It goes as far as to suggest that laziness, boredom and the particulars of the sort do not exist.
Such big claims are supported by anecdotal stories, and occasional quotes from psychology professors, all convoluted in order to do say one thing: just do it.
It clicked for me. Gave me a new take on the very things I struggle with right now. Why did you write your comment? What did you want to give me, the reader?
That's basically the only take-away from these kinds of motivational articles, and the only piece of advice that works. Once you start doing the thing you were nervous about, it becomes much easier and less stressful.
This is not necessarily the case. Sometimes you lack confidence with good reason because you are (currently, potentially will always be) unsuited to the task at hand, so you become nervous and stressed. There is nothing wrong with this either. Sometimes, it is worthwhile to persevere other times it isn't.
The hard thing is to know when to persevere and when to quit.
Most “articles” seem to read like someone who took a twitter post like “just do it” and wrote it longer, but without adding any additional value to the original statement.
Is the idea that we have a whole arsenal of tools already for successfully dealing with Fear, and if we can just bend all our other problems into the shape of Fear we can apply some existing techniques?
In my experience this doesn't work for me, and the mental model just doesn't fit.
If everything comes down to a mental cost-benefit analysis, I think fear situations are ones where the cost can seem massively over-inflated and getting over that initial hurdle with "Just Do It" can help re-tune the estimation so that the cost doesn't seem as bad.
The problem for Lazy, Bored and Unmotivated is on the benefit side of the analysis, where even if the cost isn't that high, I will feel that the long-term payoff is not worth it. That isn't helped by "Just Do It", because there isn't an inaccurate cost to be corrected, and I won't get the rush of motivation of "oh this isn't so bad" that comes from the cost correcting itself in an anxiety-type situation.
I want to work at the company I work for -- it has a great culture based on a lot of trust and openness, the people are fun, we make tech choices that I agree with, we work on things I think are important, it's important that I am here because I know all our systems and can immediately spot code problems on more junior programmers' screens when they ask for help, the company is financially sound and it pays well.

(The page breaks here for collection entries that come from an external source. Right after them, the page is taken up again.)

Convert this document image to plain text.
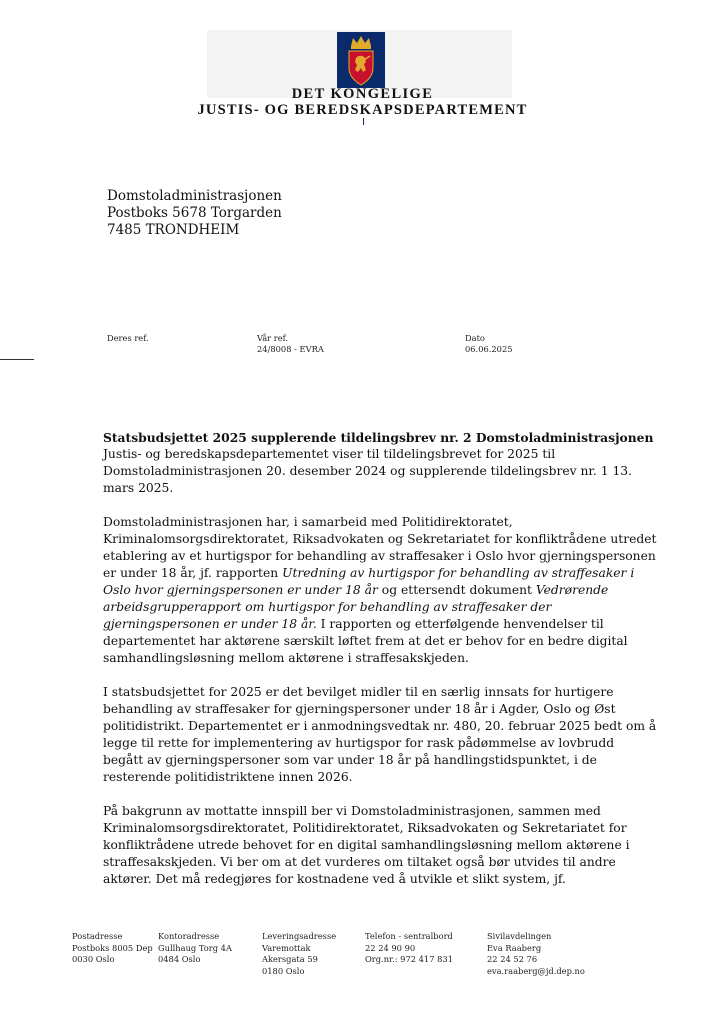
DET KONGELIGE
JUSTIS- OG BEREDSKAPSDEPARTEMENT
Domstoladministrasjonen
Postboks 5678 Torgarden
7485 TRONDHEIM
Deres ref.	Vår ref.
24/8008 - EVRA
Dato
06.06.2025
Statsbudsjettet 2025 supplerende tildelingsbrev nr. 2 Domstoladministrasjonen

Justis- og beredskapsdepartementet viser til tildelingsbrevet for 2025 til Domstoladministrasjonen 20. desember 2024 og supplerende tildelingsbrev nr. 1 13. mars 2025.

Domstoladministrasjonen har, i samarbeid med Politidirektoratet, Kriminalomsorgsdirektoratet, Riksadvokaten og Sekretariatet for konfliktrådene utredet etablering av et hurtigspor for behandling av straffesaker i Oslo hvor gjerningspersonen er under 18 år, jf. rapporten Utredning av hurtigspor for behandling av straffesaker i Oslo hvor gjerningspersonen er under 18 år og ettersendt dokument Vedrørende arbeidsgrupperapport om hurtigspor for behandling av straffesaker der gjerningspersonen er under 18 år. I rapporten og etterfølgende henvendelser til departementet har aktørene særskilt løftet frem at det er behov for en bedre digital samhandlingsløsning mellom aktørene i straffesakskjeden.

I statsbudsjettet for 2025 er det bevilget midler til en særlig innsats for hurtigere behandling av straffesaker for gjerningspersoner under 18 år i Agder, Oslo og Øst politidistrikt. Departementet er i anmodningsvedtak nr. 480, 20. februar 2025 bedt om å legge til rette for implementering av hurtigspor for rask pådømmelse av lovbrudd begått av gjerningspersoner som var under 18 år på handlingstidspunktet, i de resterende politidistriktene innen 2026.

På bakgrunn av mottatte innspill ber vi Domstoladministrasjonen, sammen med Kriminalomsorgsdirektoratet, Politidirektoratet, Riksadvokaten og Sekretariatet for konfliktrådene utrede behovet for en digital samhandlingsløsning mellom aktørene i straffesakskjeden. Vi ber om at det vurderes om tiltaket også bør utvides til andre aktører. Det må redegjøres for kostnadene ved å utvikle et slikt system, jf.

Postadresse
Postboks 8005 Dep
0030 Oslo
Kontoradresse
Gullhaug Torg 4A
0484 Oslo
Leveringsadresse
Varemottak
Akersgata 59
0180 Oslo
Telefon - sentralbord
22 24 90 90
Org.nr.: 972 417 831
Sivilavdelingen
Eva Raaberg
22 24 52 76
eva.raaberg@jd.dep.no
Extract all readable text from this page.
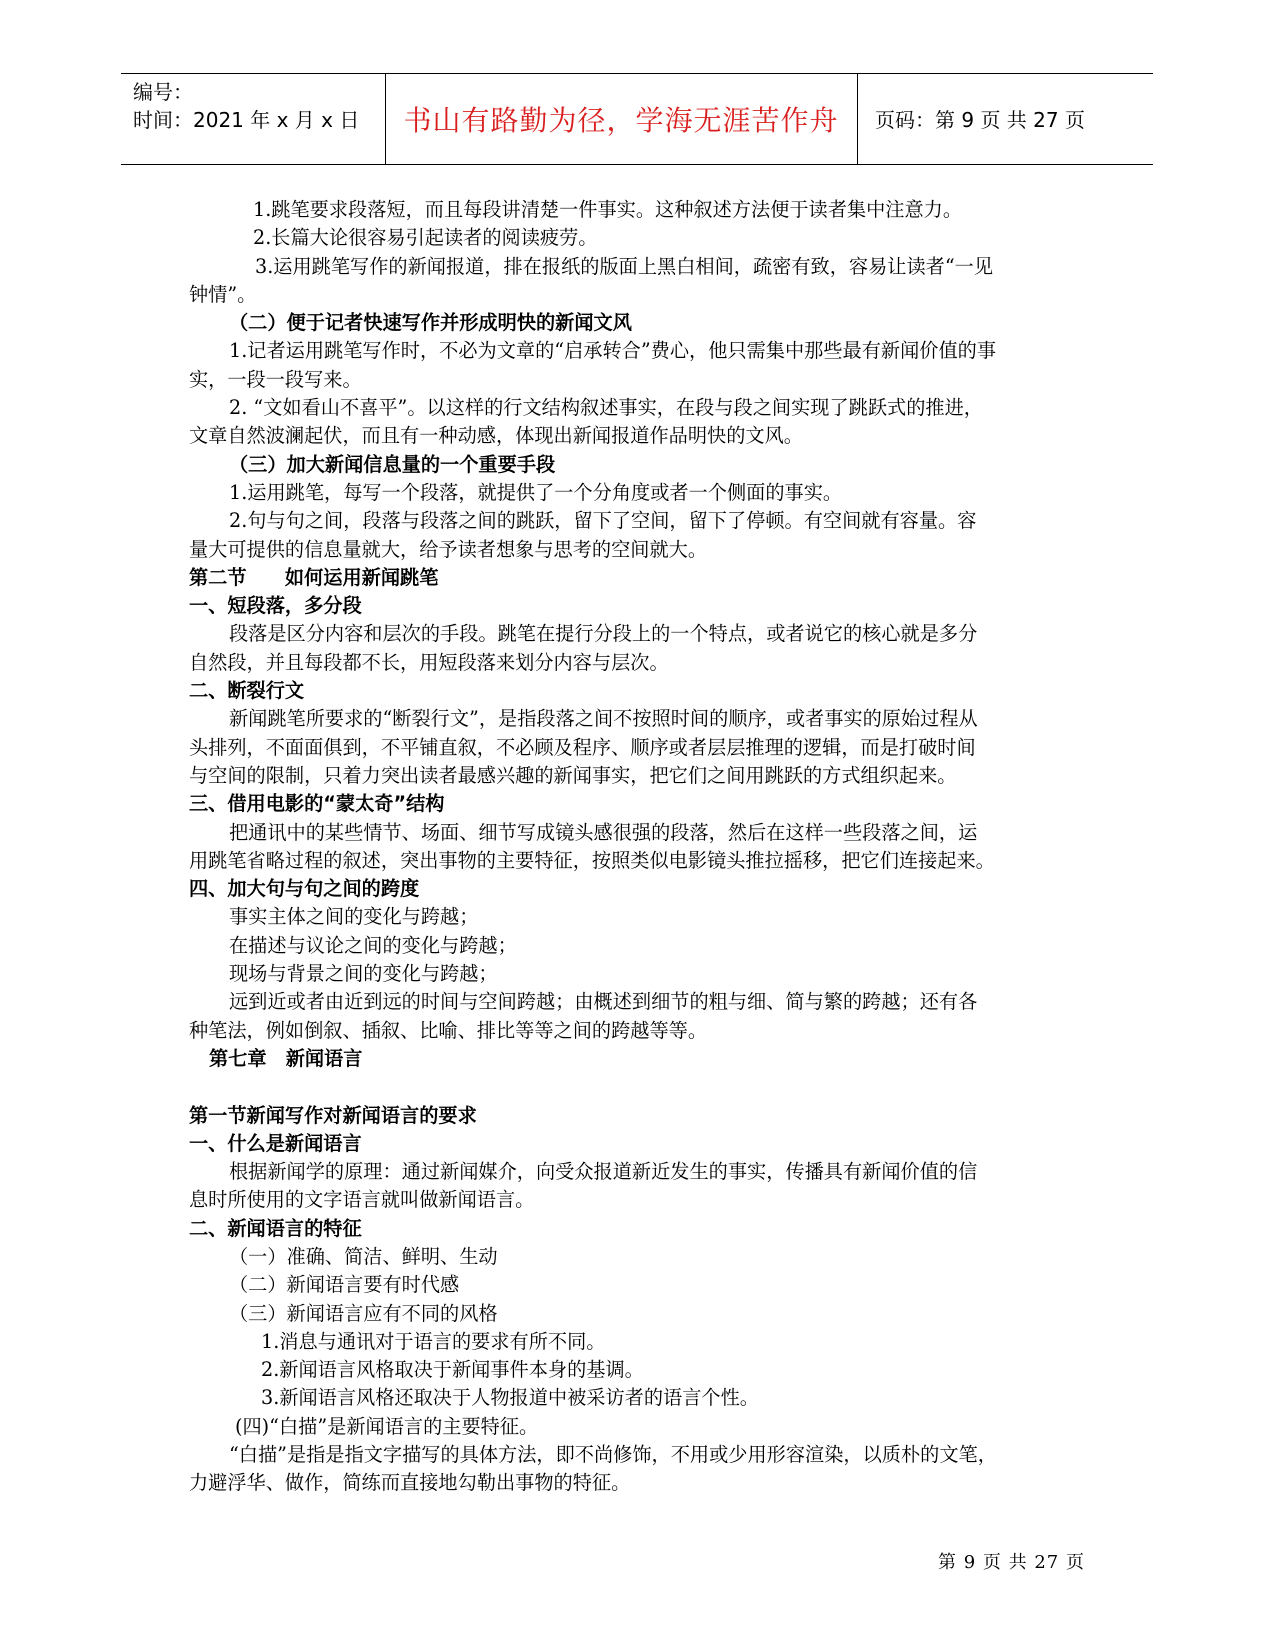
编号：
时间：2021 年 x 月 x 日	书山有路勤为径，学海无涯苦作舟	页码：第 9 页 共 27 页
1.跳笔要求段落短，而且每段讲清楚一件事实。这种叙述方法便于读者集中注意力。
2.长篇大论很容易引起读者的阅读疲劳。
3.运用跳笔写作的新闻报道，排在报纸的版面上黑白相间，疏密有致，容易让读者“一见
钟情”。
（二）便于记者快速写作并形成明快的新闻文风
1.记者运用跳笔写作时，不必为文章的“启承转合”费心，他只需集中那些最有新闻价值的事
实，一段一段写来。
2. “文如看山不喜平”。以这样的行文结构叙述事实，在段与段之间实现了跳跃式的推进，
文章自然波澜起伏，而且有一种动感，体现出新闻报道作品明快的文风。
（三）加大新闻信息量的一个重要手段
1.运用跳笔，每写一个段落，就提供了一个分角度或者一个侧面的事实。
2.句与句之间，段落与段落之间的跳跃，留下了空间，留下了停顿。有空间就有容量。容
量大可提供的信息量就大，给予读者想象与思考的空间就大。
第二节　　如何运用新闻跳笔
一、短段落，多分段
段落是区分内容和层次的手段。跳笔在提行分段上的一个特点，或者说它的核心就是多分
自然段，并且每段都不长，用短段落来划分内容与层次。
二、断裂行文
新闻跳笔所要求的“断裂行文”，是指段落之间不按照时间的顺序，或者事实的原始过程从
头排列，不面面俱到，不平铺直叙，不必顾及程序、顺序或者层层推理的逻辑，而是打破时间
与空间的限制，只着力突出读者最感兴趣的新闻事实，把它们之间用跳跃的方式组织起来。
三、借用电影的“蒙太奇”结构
把通讯中的某些情节、场面、细节写成镜头感很强的段落，然后在这样一些段落之间，运
用跳笔省略过程的叙述，突出事物的主要特征，按照类似电影镜头推拉摇移，把它们连接起来。
四、加大句与句之间的跨度
事实主体之间的变化与跨越；
在描述与议论之间的变化与跨越；
现场与背景之间的变化与跨越；
远到近或者由近到远的时间与空间跨越；由概述到细节的粗与细、简与繁的跨越；还有各
种笔法，例如倒叙、插叙、比喻、排比等等之间的跨越等等。
第七章　新闻语言
第一节新闻写作对新闻语言的要求
一、什么是新闻语言
根据新闻学的原理：通过新闻媒介，向受众报道新近发生的事实，传播具有新闻价值的信
息时所使用的文字语言就叫做新闻语言。
二、新闻语言的特征
（一）准确、简洁、鲜明、生动
（二）新闻语言要有时代感
（三）新闻语言应有不同的风格
1.消息与通讯对于语言的要求有所不同。
2.新闻语言风格取决于新闻事件本身的基调。
3.新闻语言风格还取决于人物报道中被采访者的语言个性。
(四)“白描”是新闻语言的主要特征。
“白描”是指是指文字描写的具体方法，即不尚修饰，不用或少用形容渲染，以质朴的文笔，
力避浮华、做作，简练而直接地勾勒出事物的特征。
第 9 页 共 27 页
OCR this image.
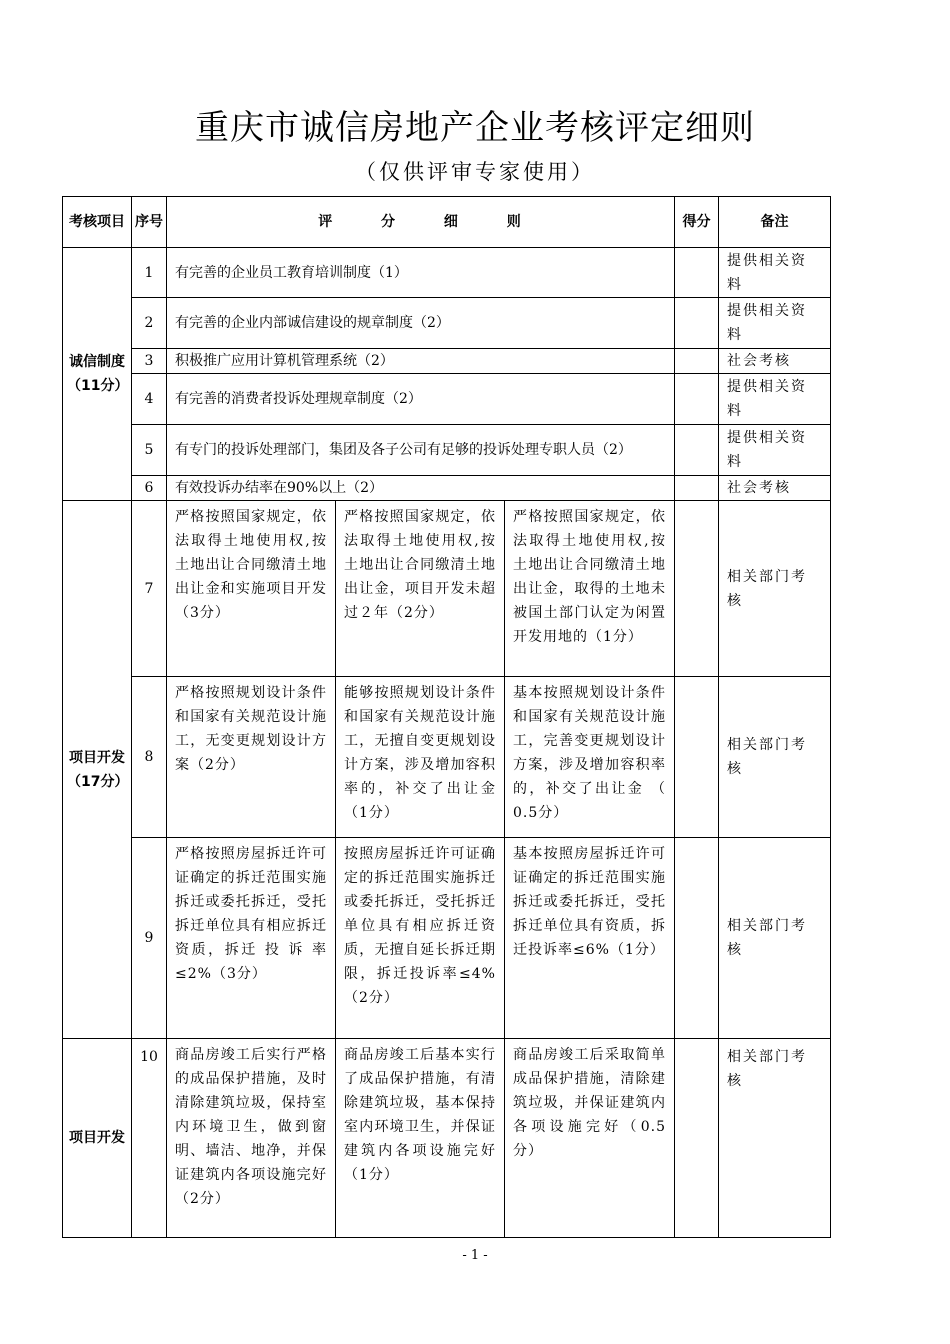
重庆市诚信房地产企业考核评定细则
（仅供评审专家使用）
考核项目	序号	评 分 细 则			得分	备注
诚信制度（11分）	1	有完善的企业员工教育培训制度（1）				提供相关资料
	2	有完善的企业内部诚信建设的规章制度（2）				提供相关资料
	3	积极推广应用计算机管理系统（2）				社会考核
	4	有完善的消费者投诉处理规章制度（2）				提供相关资料
	5	有专门的投诉处理部门，集团及各子公司有足够的投诉处理专职人员（2）				提供相关资料
	6	有效投诉办结率在90%以上（2）				社会考核
项目开发（17分）	7	严格按照国家规定，依法取得土地使用权,按土地出让合同缴清土地出让金和实施项目开发（3分）	严格按照国家规定，依法取得土地使用权,按土地出让合同缴清土地出让金，项目开发未超过２年（2分）	严格按照国家规定，依法取得土地使用权,按土地出让合同缴清土地出让金，取得的土地未被国土部门认定为闲置开发用地的（1分）		相关部门考核
	8	严格按照规划设计条件和国家有关规范设计施工，无变更规划设计方案（2分）	能够按照规划设计条件和国家有关规范设计施工，无擅自变更规划设计方案，涉及增加容积率的，补交了出让金 （1分）	基本按照规划设计条件和国家有关规范设计施工，完善变更规划设计方案，涉及增加容积率的，补交了出让金 （ 0.5分）		相关部门考核
	9	严格按照房屋拆迁许可证确定的拆迁范围实施拆迁或委托拆迁，受托拆迁单位具有相应拆迁资质，拆迁 投 诉 率≤2%（3分）	按照房屋拆迁许可证确定的拆迁范围实施拆迁或委托拆迁，受托拆迁单位具有相应拆迁资质，无擅自延长拆迁期限，拆迁投诉率≤4% （2分）	基本按照房屋拆迁许可证确定的拆迁范围实施拆迁或委托拆迁，受托拆迁单位具有资质，拆迁投诉率≤6%（1分）		相关部门考核
项目开发	10	商品房竣工后实行严格的成品保护措施，及时清除建筑垃圾，保持室内环境卫生，做到窗明、墙洁、地净，并保证建筑内各项设施完好 （2分）	商品房竣工后基本实行了成品保护措施，有清除建筑垃圾，基本保持室内环境卫生，并保证建筑内各项设施完好（1分）	商品房竣工后采取简单成品保护措施，清除建筑垃圾，并保证建筑内各项设施完好（0.5分）		相关部门考核
- 1 -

It's just that my actual work is often too easy because I have done similar things too many times, and thus I get bored.
That's nothing to do with fear and I still want to have this job.
To elaborate a bit more not just for anyone reading it, but also for me:
You don't HAVE to be not lazy, not bored or motivated. No one is all of these all the time and setting the expectation to be is both unrealistic and not helpful.
It's fine to be lazy (many tools came from people automating their work because they were lazy)
It's fine to be bored (I don't know about you, but for me when I had the luxury to be bored back in school or univeristy, my imagination was running wild and I was in my most creative mode)
It's fine to be unmotivated (Not everything needs motivation to happen. I never have motivation to do laundry or to go shopping. For things that do need motivation to happen like going every day to work, you can just wait. Either you'll get motivation or you won't, in which case you look for something else)
Sure, my current position pays a whopping $18k/year. Sure, I'm spinning the wheels until something more interesting blocks my path. But I don't care about this because I am happy anyway.
I could do so much more, but I don't need to, so I won't. The suggestion that this is done out of fear seems like a juvenile attempt to classify life as some kind of game where one is expected to aim for a high score.
Some people might feel intimidated and defeated by these brutal "motivational" posts that tell you how unfulfilled your life is if you're not at least X% "productive".
Some people might have better things to do.
Some people might understand that your psyche is not a machine, and goes through cycles conducive to "productivity" or not.
Some might understand that this whole "productivity" thing is a cargo cult that keeps you toiling away your best years on the hope for a distant future where the universe will somehow realize the favor it owes you.
Life owes you nothing. Your only hedge against it is friends and family, people and relationships. That's how we survived millions of years, and that's how all of the rich folks of today got to where they are: people and relationships.
Don't be the horse.
How common is this?
Because I do get "lazy"(whatever that means), bored and unmotivated but at the same time I love being alone with my own thoughts.
- I can't. Otherwise I would have done it already. This is impossible for me at this point.
- Just do it.
Great stuff here...
Well put. Being afraid of failure is the root cause.